The International Monetary Fund has said India’s growth will pick up in FY19. That will see the country regain the tag of fastest-growing major economy, backing the government’s revival theme. The IMF also said 2017 saw the best global growth in seven years.
India is forecast to grow 7.4% in FY19 against 6.7% this year, gaining pace to 7.8% in FY20, the IMF said in its January update of the World Economic Outlook: Brighter Prospects, Optimistic Markets, Challenges Ahead that was released simultaneously in Davos and Washington.
The global economy is expected to grow at 3.9% this year, faster than 3.7% forecast in October.

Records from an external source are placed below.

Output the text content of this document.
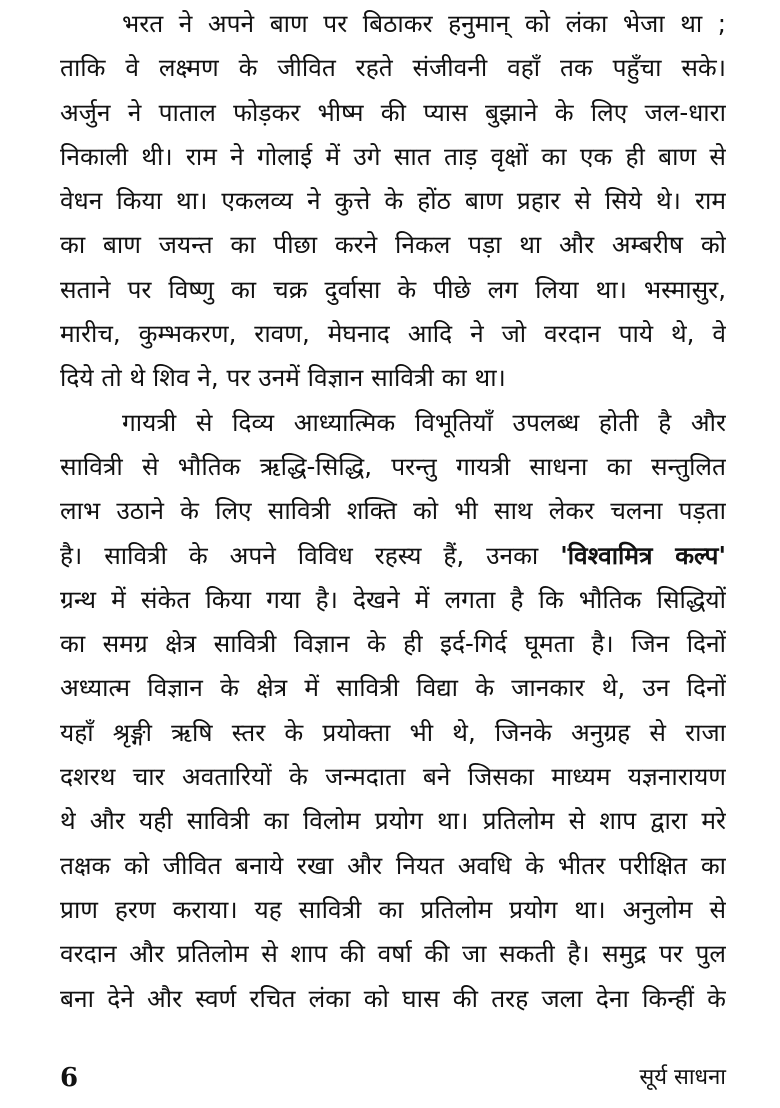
भरत ने अपने बाण पर बिठाकर हनुमान् को लंका भेजा था ;
ताकि वे लक्ष्मण के जीवित रहते संजीवनी वहाँ तक पहुँचा सके।
अर्जुन ने पाताल फोड़कर भीष्म की प्यास बुझाने के लिए जल-धारा
निकाली थी। राम ने गोलाई में उगे सात ताड़ वृक्षों का एक ही बाण से
वेधन किया था। एकलव्य ने कुत्ते के होंठ बाण प्रहार से सिये थे। राम
का बाण जयन्त का पीछा करने निकल पड़ा था और अम्बरीष को
सताने पर विष्णु का चक्र दुर्वासा के पीछे लग लिया था। भस्मासुर,
मारीच, कुम्भकरण, रावण, मेघनाद आदि ने जो वरदान पाये थे, वे
दिये तो थे शिव ने, पर उनमें विज्ञान सावित्री का था।
गायत्री से दिव्य आध्यात्मिक विभूतियाँ उपलब्ध होती है और
सावित्री से भौतिक ऋद्धि-सिद्धि, परन्तु गायत्री साधना का सन्तुलित
लाभ उठाने के लिए सावित्री शक्ति को भी साथ लेकर चलना पड़ता
है। सावित्री के अपने विविध रहस्य हैं, उनका 'विश्वामित्र कल्प'
ग्रन्थ में संकेत किया गया है। देखने में लगता है कि भौतिक सिद्धियों
का समग्र क्षेत्र सावित्री विज्ञान के ही इर्द-गिर्द घूमता है। जिन दिनों
अध्यात्म विज्ञान के क्षेत्र में सावित्री विद्या के जानकार थे, उन दिनों
यहाँ श्रृङ्गी ऋषि स्तर के प्रयोक्ता भी थे, जिनके अनुग्रह से राजा
दशरथ चार अवतारियों के जन्मदाता बने जिसका माध्यम यज्ञनारायण
थे और यही सावित्री का विलोम प्रयोग था। प्रतिलोम से शाप द्वारा मरे
तक्षक को जीवित बनाये रखा और नियत अवधि के भीतर परीक्षित का
प्राण हरण कराया। यह सावित्री का प्रतिलोम प्रयोग था। अनुलोम से
वरदान और प्रतिलोम से शाप की वर्षा की जा सकती है। समुद्र पर पुल
बना देने और स्वर्ण रचित लंका को घास की तरह जला देना किन्हीं के
6	सूर्य साधना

India’s growth remains unchanged from the October forecast.
In the current year, China will grow 6.8%, just ahead of India but will slip to 6.6% next year. The US is forecast to grow 2.7% and 2.5% in 2018 and 2019, respectively, higher by 0.4 and 0.6 percentage point than earlier estimates. According to India’s official estimates, the economy will grow 6.5% in the current fiscal with the second half clocking 7% growth.
Early corporate results for the October-December quarter have shown a pickup in earnings, providing more evidence of a recovery. India has slipped behind China this year owing to the disruption caused by demonestisation and the imposition of GST.
Industrial production growth touched a 25-month high of 8.4% in November. Consumer goods leader Hindustan Unilever reported 11% volume growth in the December quarter, indicating a revival in the rural economy. Exports have grown at a fast clip in the last two months amid the global resurgence while automobile sales have been robust.
In December, passenger vehicles sales rose 5.2% from a year earlier to 239,712 units. Sales of commercial vehicles surged 52.6% to 82,362 units, while those of two-wheelers rose 41.5% to 1.29 million units. Meanwhile, stock markets have been surging, hitting successive records over the past few weeks, buoyed by revival prospects and earnings optimism, apart from other factors.
The government has also announced a reduction in extra borrowings it had planned in the January-March quarter following better-than-expected tax collections.
The IMF said rich asset valuations and faster-than-expected increases in advanced economy core inflation and interest rates, inward-looking policies, geopolitical tensions, and political uncertainty in some countries are key risks to global growth.